For this example you first need to create and randomly initialize a square grid:

  1. Implement a 2d regular square lattice (i.e. a grid) with 100x100 cells.
  2. Initialize 40% of cells with agents of type A and place them randomly in the grid.
  3. Initialize 40% of cells with agents of type B and place them randomly in the grid.
Please note, 20% of cells remain empty, i.e. nobody lives in these cells.

You will simulate people relocating around city in the search for a neighborhood in which they feel happy. Agents feel happy if at least 50% of their neighbors are of the same type. Each (central) agent has 8 neighboring cells: a cell to the East (E), to the West (W), to the South (S), to the North (N), to the Southeast (SE), to the Southwest (SW), to the Northeast (NE) and to the Northwest (NW). The agents that live on the grid borders have some neighbors missing. For example, the agent living in the cell at position (0,0), i.e. in the upper left corner has only three neighbors: E, SE, and S. The empty cells do not count for calculation of happiness. For example, an agent who lives among otherwise empty cells is 100% happy, or an agent who lives near 5 empty cells, 2 cells of its own type and 1 cell of the other type is 66% happy (2 own type agents / 3 occupied cells in total).

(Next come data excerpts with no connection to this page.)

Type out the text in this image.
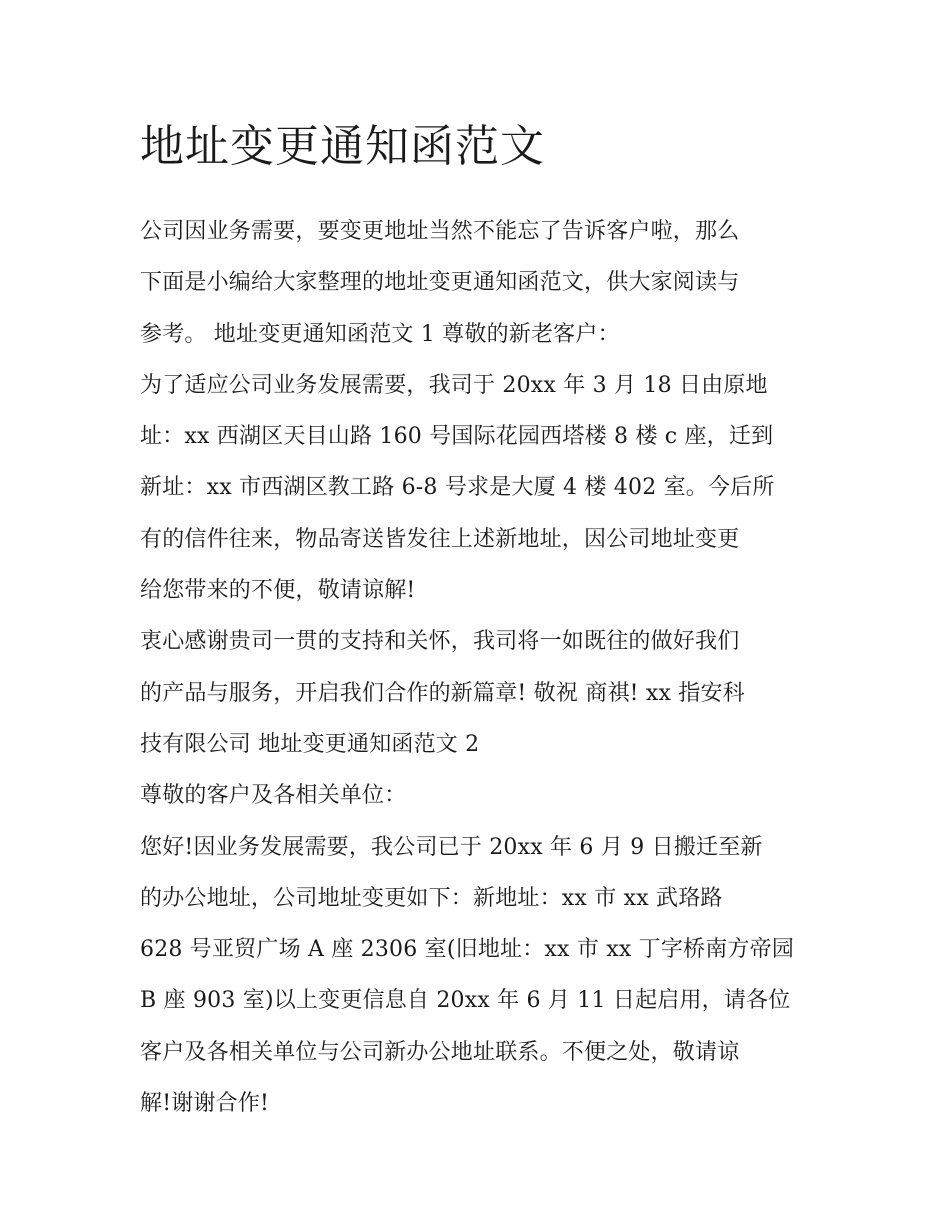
地址变更通知函范文
公司因业务需要，要变更地址当然不能忘了告诉客户啦，那么
下面是小编给大家整理的地址变更通知函范文，供大家阅读与
参考。 地址变更通知函范文 1 尊敬的新老客户：
为了适应公司业务发展需要，我司于 20xx 年 3 月 18 日由原地
址：xx 西湖区天目山路 160 号国际花园西塔楼 8 楼 c 座，迁到
新址：xx 市西湖区教工路 6-8 号求是大厦 4 楼 402 室。今后所
有的信件往来，物品寄送皆发往上述新地址，因公司地址变更
给您带来的不便，敬请谅解!
衷心感谢贵司一贯的支持和关怀，我司将一如既往的做好我们
的产品与服务，开启我们合作的新篇章! 敬祝 商祺! xx 指安科
技有限公司 地址变更通知函范文 2
尊敬的客户及各相关单位：
您好!因业务发展需要，我公司已于 20xx 年 6 月 9 日搬迁至新
的办公地址，公司地址变更如下：新地址：xx 市 xx 武珞路
628 号亚贸广场 A 座 2306 室(旧地址：xx 市 xx 丁字桥南方帝园
B 座 903 室)以上变更信息自 20xx 年 6 月 11 日起启用，请各位
客户及各相关单位与公司新办公地址联系。不便之处，敬请谅
解!谢谢合作!
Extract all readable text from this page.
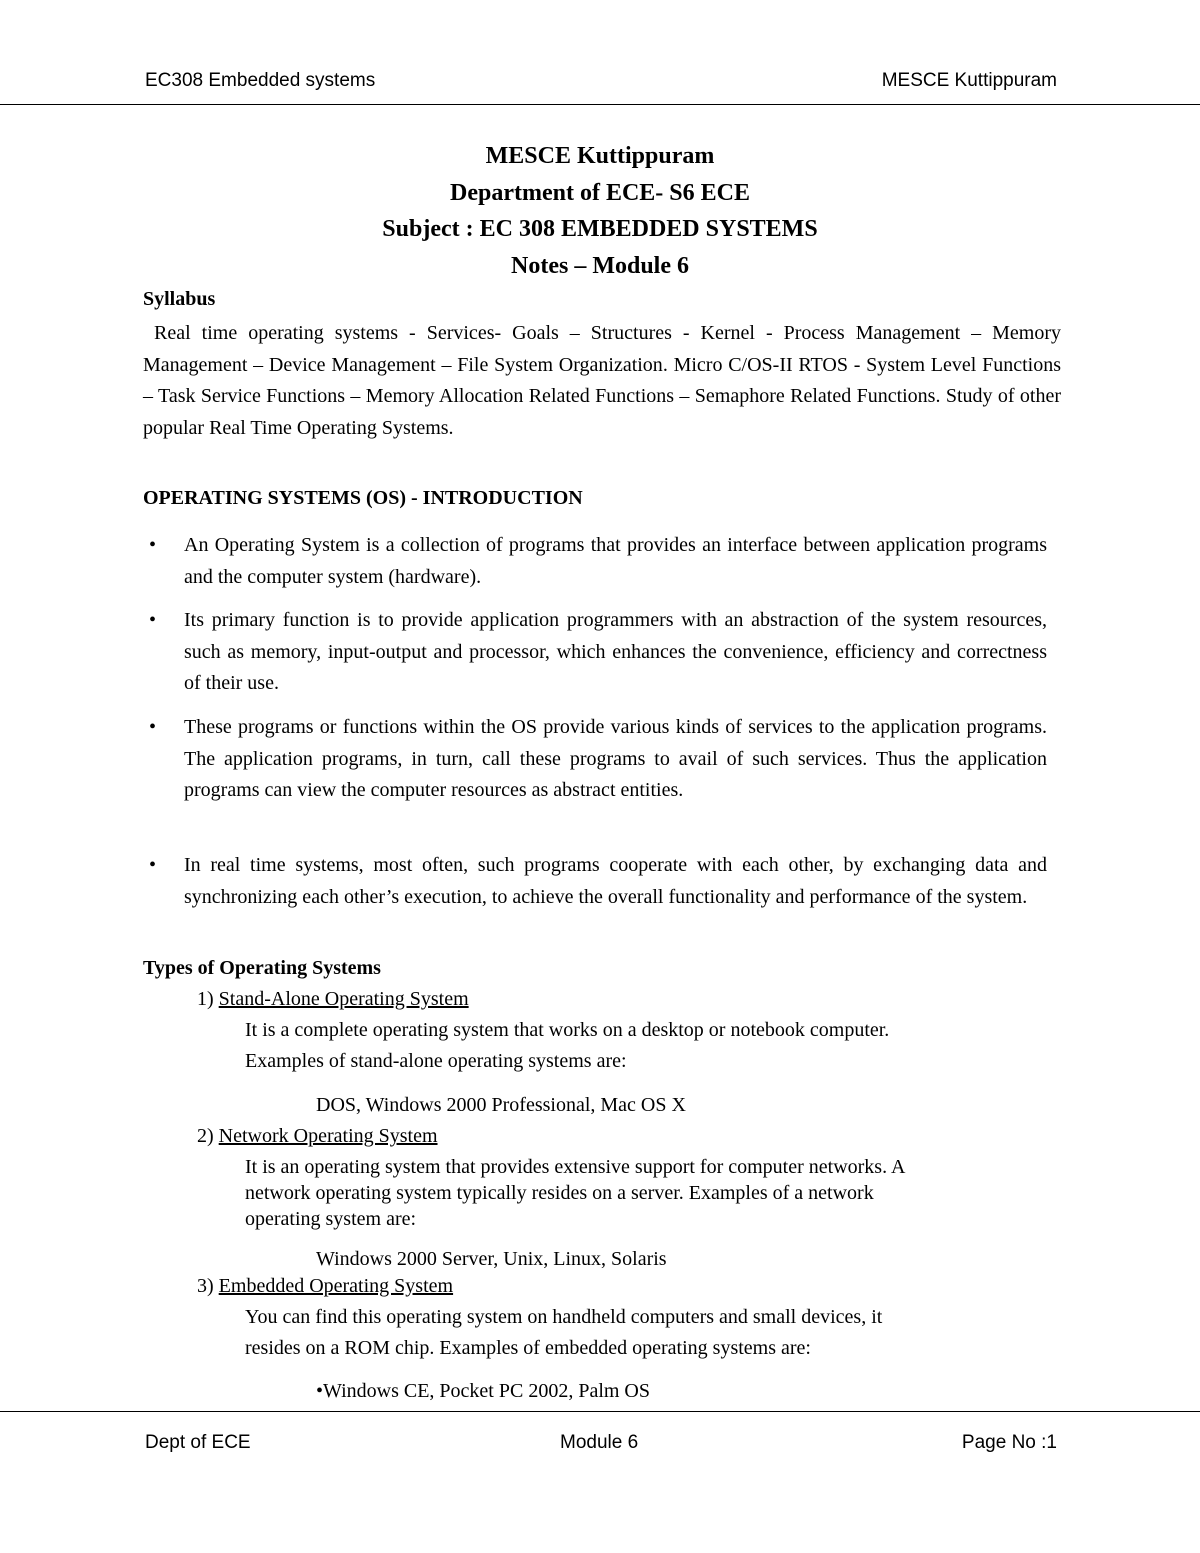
EC308 Embedded systems	MESCE Kuttippuram
MESCE Kuttippuram
Department of ECE- S6 ECE
Subject : EC 308 EMBEDDED SYSTEMS
Notes – Module 6
Syllabus
Real time operating systems - Services- Goals – Structures - Kernel - Process Management – Memory Management – Device Management – File System Organization. Micro C/OS-II RTOS - System Level Functions – Task Service Functions – Memory Allocation Related Functions – Semaphore Related Functions. Study of other popular Real Time Operating Systems.
OPERATING SYSTEMS (OS) - INTRODUCTION
• An Operating System is a collection of programs that provides an interface between application programs and the computer system (hardware).
• Its primary function is to provide application programmers with an abstraction of the system resources, such as memory, input-output and processor, which enhances the convenience, efficiency and correctness of their use.
• These programs or functions within the OS provide various kinds of services to the application programs. The application programs, in turn, call these programs to avail of such services. Thus the application programs can view the computer resources as abstract entities.
• In real time systems, most often, such programs cooperate with each other, by exchanging data and synchronizing each other’s execution, to achieve the overall functionality and performance of the system.
Types of Operating Systems
1) Stand-Alone Operating System
It is a complete operating system that works on a desktop or notebook computer.
Examples of stand-alone operating systems are:
DOS, Windows 2000 Professional, Mac OS X
2) Network Operating System
It is an operating system that provides extensive support for computer networks. A
network operating system typically resides on a server. Examples of a network
operating system are:
Windows 2000 Server, Unix, Linux, Solaris
3) Embedded Operating System
You can find this operating system on handheld computers and small devices, it
resides on a ROM chip. Examples of embedded operating systems are:
•Windows CE, Pocket PC 2002, Palm OS
Dept of ECE	Module 6	Page No :1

Your simulation runs as follows:

  1. Plot the initial grid as a heat-map.
  2. Plot the initial distribution of the happiness in your city.
  3. Iterate over 4) 20 times
  4. Calculate happiness for each agent. Relocate an unhappy agent to a random empty cell.
  5. Plot the final grid as a heat-map.
  6. Plot the final distribution of the happiness in your city.

Submit your source code and 4 plots. You will need to understand what do you see in your plots and most importantly you will need to understand why do you see that in your plots.